In academic, journalistic, and technical contexts, the methodology is often as important as the findings themselves. If a report is generated or heavily assisted by AI, it may inherit certain limitations, such as a lack of domain-specific nuance, the potential for hallucinated facts, or the unintentional propagation of biases present in the training data. Disclosing the use of AI is not about stigmatizing the tool, but about providing the audience with the necessary context to critically assess the reliability and limitations of the information presented. This is especially pertinent in environments where accuracy and trust are paramount, and where the audience may need to know whether to apply additional scrutiny or verification.

Transparency about the use of AI is a matter of intellectual honesty and respect for the audience. When readers are aware of the tools and processes behind a piece of writing, they are better equipped to interpret its strengths and weaknesses. Concealing or omitting this information, even unintentionally, can erode trust if it is later discovered, leading to skepticism not just about the specific report, but about the integrity of the author or institution as a whole.
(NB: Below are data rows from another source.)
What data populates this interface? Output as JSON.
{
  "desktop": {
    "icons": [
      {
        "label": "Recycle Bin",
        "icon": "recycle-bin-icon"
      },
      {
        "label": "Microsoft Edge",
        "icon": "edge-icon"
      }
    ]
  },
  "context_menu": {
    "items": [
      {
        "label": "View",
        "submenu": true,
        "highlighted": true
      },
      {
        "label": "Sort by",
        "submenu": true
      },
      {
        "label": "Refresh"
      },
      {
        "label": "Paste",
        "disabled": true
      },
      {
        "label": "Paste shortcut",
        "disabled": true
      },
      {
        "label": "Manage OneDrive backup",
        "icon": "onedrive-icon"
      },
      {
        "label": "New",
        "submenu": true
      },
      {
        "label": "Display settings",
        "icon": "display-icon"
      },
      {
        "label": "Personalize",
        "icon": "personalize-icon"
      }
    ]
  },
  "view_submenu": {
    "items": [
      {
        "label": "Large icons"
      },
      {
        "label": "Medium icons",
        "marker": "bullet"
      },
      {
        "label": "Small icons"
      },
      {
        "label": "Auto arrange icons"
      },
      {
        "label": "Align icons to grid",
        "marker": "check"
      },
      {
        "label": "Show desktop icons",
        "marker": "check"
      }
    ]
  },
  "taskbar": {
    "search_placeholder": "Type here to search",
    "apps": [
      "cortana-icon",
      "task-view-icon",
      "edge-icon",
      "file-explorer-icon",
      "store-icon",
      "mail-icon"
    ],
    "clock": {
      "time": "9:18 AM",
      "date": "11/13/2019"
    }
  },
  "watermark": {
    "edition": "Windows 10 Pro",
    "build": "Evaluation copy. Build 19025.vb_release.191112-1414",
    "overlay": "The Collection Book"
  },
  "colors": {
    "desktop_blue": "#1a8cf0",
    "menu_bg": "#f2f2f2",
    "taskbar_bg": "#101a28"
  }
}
This is not a hypothetical concern, there are numerous documented cases (eg in legal filings https://www.damiencharlotin.com/hallucinations/) where lack of disclosure about AI involvement has led to public backlash or diminished credibility. Thus, the call for transparency is not a pedantic demand, but a practical safeguard for maintaining trust in an era where the boundaries between human and machine-generated content are increasingly blurred.

MangoCoffee 6 days ago | parent | prev [-]

who care? its like using a spell checker. why does it matter?

happycodinggg 4 days ago | parent [-]

yeah man, next time VSCode crashes and recovers your unsaved work, just remember: it knows way too much about you.

this kind of overreaction is exactly why real privacy concerns get ignored. it misses the point and just ends up misleading devs who actually care about meaningful issues.